Ist Deutschland zu diplomatisch mit Russland?

Eigentlich sind die Warnungen nicht zu überhören. So stellt das Bundesamt für Verfassungsschutz (BfV) ein „aggressives Agieren russischer Geheimdienste“ fest und weist auf versuchte Sprengstoffanschläge auf militärische wie zivile Einrichtungen hin. Und der Bundesnachrichtendienst warnt vor der hybriden Kriegsführung Russlands. Zentral für Spionage und Sabotage im Auftrag des Kremls bleibt zudem, den europäischen Geheimdiensten zufolge, russisches Botschaftspersonal – trotz Hunderter ausgewiesener Diplomaten. 

Dennoch
verhindert die Bundesregierung offenbar einen europaweiten Schlag gegen Spione
unter diplomatischem Deckmantel. So ergeben Recherchen der ZEIT und der
tschechischen Tageszeitung , dass vor allem Deutschland eine vom Prager
Außenministerium forcierte Sanktionsmaßnahme blockiert, die russischen
Geheimdiensten die Arbeit schwerer machen soll. Dabei stellt sich die
Bundesregierung nicht nur gegen eine Mehrheit der EU-Staaten – sie scheint
sogar eine dringende Empfehlung des Bundesamtes für Verfassungsschutz zu
übergehen. Allen Warnungen zum Trotz.

Bereits seit Oktober 2023, als das 14. Sanktionspaket der EU gegen Russland
verhandelt wurde, versuchte das tschechische Außenministerium, eine EU-weite
Einschränkung für Diplomaten des Kremls einzuführen. Demnach sollen Botschaftsmitarbeiter
nicht mehr wie bisher die Erlaubnis bekommen, sich im gesamten Schengenraum
frei zu bewegen. Sie sollen lediglich eine Aufenthaltserlaubnis für das jeweilige
EU-Land erhalten, in dem ihre Botschaft liegt. Ziel ist laut dem tschechischen
Außenminister Jan Lipavský:
„Die Bewegungen russischer Agenten mit diplomatischer Tarnung einzuschränken.“

Tschechische Verhandler beschweren sich über Deutschland

Recherchen des WDR, NDR
und der wiesen im Frühjahr 2024 darauf hin, dass noch immer 20 russische Spione als Diplomaten in Deutschland akkreditiert sind, nachdem Dutzende Botschaftsmitarbeiter infolge von Russlands Invasion in der Ukraine ausgewiesen, vier von fünf Konsulate in Deutschland geschlossen wurden. Weil die russischen Botschaften europaweit verkleinert wurden, setzt der Kreml Sicherheitsbehörden zufolge zunehmend auf Spione und Saboteure, die kurzfristig und gegen wenig Geld im Internet rekrutiert werden. Gleichzeitig wird es bei weniger Personal in den Botschaften für die russischen Geheimdienste wichtiger, international innerhalb der EU zu agieren. So soll bei Operationen in Deutschland in den vergangenen Monaten vermehrt diplomatisches Personal aus Österreich involviert gewesen sein. 

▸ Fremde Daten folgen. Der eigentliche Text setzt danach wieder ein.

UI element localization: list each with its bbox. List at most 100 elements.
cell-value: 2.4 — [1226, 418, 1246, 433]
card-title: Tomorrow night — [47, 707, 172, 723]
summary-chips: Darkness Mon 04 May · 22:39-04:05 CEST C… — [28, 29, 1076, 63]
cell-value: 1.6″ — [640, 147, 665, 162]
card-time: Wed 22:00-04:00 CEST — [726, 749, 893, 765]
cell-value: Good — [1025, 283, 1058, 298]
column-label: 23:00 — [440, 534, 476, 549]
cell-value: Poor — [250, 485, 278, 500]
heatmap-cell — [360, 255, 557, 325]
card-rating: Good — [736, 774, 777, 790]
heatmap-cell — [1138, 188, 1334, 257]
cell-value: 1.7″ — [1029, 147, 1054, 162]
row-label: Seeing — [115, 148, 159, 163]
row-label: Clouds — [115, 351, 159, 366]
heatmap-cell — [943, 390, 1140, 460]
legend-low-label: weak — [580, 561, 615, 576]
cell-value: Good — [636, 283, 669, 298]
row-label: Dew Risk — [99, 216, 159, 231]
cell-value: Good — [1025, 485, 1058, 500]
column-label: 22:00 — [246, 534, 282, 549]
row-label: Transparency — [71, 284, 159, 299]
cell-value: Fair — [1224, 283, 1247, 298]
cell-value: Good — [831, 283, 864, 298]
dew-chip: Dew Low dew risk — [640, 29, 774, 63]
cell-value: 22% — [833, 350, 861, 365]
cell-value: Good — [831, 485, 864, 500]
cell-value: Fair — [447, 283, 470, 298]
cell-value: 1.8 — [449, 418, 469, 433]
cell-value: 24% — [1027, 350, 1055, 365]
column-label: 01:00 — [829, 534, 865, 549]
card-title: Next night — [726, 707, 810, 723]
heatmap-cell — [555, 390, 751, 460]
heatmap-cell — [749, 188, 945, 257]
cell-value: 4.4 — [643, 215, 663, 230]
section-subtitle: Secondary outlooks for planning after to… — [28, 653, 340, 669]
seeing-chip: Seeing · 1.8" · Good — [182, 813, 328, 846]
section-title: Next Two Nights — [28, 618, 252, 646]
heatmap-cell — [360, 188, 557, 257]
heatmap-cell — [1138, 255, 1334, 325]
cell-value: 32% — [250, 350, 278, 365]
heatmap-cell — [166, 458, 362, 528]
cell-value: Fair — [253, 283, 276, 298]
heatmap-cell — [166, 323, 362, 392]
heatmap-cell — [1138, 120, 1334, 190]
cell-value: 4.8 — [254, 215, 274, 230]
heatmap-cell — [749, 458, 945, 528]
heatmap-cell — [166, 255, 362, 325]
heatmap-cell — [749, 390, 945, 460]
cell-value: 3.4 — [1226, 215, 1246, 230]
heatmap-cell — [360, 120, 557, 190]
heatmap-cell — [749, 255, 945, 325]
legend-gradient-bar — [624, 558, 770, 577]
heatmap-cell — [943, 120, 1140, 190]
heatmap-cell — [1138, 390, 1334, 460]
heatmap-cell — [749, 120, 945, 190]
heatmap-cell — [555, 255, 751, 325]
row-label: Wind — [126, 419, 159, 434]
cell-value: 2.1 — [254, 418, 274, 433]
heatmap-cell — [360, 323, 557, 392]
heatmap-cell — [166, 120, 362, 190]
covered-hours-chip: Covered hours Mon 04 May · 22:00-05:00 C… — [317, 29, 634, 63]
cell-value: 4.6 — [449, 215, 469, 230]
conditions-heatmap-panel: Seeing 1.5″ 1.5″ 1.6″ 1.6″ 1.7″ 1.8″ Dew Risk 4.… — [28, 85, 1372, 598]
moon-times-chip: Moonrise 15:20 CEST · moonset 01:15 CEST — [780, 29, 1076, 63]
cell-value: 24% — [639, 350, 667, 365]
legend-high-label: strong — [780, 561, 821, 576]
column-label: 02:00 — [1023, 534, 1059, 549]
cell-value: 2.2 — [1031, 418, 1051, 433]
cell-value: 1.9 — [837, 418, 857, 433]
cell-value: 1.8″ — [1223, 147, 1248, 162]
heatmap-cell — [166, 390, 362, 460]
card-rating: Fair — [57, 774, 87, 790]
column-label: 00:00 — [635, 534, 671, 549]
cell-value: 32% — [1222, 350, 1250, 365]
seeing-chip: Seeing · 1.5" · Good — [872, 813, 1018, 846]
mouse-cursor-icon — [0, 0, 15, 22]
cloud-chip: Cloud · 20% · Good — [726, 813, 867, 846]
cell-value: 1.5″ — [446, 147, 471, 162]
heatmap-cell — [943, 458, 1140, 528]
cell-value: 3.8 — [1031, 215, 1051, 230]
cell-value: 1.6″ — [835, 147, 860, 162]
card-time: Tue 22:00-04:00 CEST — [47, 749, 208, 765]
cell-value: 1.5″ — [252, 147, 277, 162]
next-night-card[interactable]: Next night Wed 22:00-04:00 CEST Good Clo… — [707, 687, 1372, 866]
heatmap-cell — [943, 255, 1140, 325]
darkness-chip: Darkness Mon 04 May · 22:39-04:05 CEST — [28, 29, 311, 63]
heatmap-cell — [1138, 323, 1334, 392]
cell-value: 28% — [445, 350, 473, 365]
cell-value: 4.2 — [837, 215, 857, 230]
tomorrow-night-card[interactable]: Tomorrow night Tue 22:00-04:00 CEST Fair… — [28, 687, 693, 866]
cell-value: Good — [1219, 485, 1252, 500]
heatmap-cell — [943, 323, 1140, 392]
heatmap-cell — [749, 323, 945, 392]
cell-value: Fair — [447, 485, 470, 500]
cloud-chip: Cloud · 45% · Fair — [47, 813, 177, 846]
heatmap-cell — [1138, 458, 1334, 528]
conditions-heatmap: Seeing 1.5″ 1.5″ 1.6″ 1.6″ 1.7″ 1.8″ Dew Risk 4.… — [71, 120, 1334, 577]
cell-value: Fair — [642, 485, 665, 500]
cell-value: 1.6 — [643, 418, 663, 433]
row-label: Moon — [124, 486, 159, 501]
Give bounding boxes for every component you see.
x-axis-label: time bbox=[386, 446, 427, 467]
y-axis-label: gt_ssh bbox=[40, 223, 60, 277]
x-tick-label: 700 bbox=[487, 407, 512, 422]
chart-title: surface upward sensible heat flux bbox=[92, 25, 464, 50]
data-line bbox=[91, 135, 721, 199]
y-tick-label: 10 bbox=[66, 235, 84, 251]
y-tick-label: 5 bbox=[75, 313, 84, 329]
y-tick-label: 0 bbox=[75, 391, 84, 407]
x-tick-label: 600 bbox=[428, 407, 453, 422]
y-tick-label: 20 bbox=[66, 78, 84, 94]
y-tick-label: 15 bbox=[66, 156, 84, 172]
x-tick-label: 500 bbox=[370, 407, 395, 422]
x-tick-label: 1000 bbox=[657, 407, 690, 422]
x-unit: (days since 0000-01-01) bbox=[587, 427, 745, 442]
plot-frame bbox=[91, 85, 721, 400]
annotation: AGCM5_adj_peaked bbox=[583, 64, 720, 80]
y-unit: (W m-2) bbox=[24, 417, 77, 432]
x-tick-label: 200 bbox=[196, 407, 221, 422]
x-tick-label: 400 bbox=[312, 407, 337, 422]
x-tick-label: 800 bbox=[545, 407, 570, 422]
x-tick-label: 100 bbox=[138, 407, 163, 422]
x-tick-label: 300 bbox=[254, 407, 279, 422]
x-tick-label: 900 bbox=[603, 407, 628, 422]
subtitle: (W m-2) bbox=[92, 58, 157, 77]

Auch ein Sicherheitsbericht im Auftrag der EU-Kommission, der im Oktober
dieses Jahres von Finnlands Ex-Premierminister Sauli Niinistö erstellt wurde, empfiehlt
mit Verweis auf mögliche Sabotageakte, die Reisefreiheit von Diplomaten aus
Staaten einzuschränken, die eine Gefahr für Europa darstellten. Dabei belegt
der Bericht die Zunahme ebendieser Gefahr ausgerechnet mit der Festnahme von zwei Männern in Bayern, die im Verdacht stehen, für Russland im April Brandanschläge
auf US-Militäreinrichtungen geplant zu haben.

Doch tschechische Verhandler beschweren sich, dass die Maßnahmen zur
Spionageabwehr vor allem ein Staat blockiert: Deutschland. Selbst das für
russlandfreundliche Politik bekannte Ungarn sei inzwischen für die
Reisebeschränkungen zu gewinnen; das berichten Teilnehmer der Beratungen über
Sanktionspaket Nummer 15, das Anfang der Woche in Brüssel beschlossen wurde.
Das deutsche Außenministerium soll dem Vernehmen nach Bedenken über Vergeltungsmaßnahmen
des Kremls angeführt haben. So könnten Mitarbeitern der deutschen Botschaft und
anderer deutschen Organisationen in Russland ähnliche Beschränkungen drohen.
Tatsächlich warnt auch der Niinistö-Bericht der EU davor.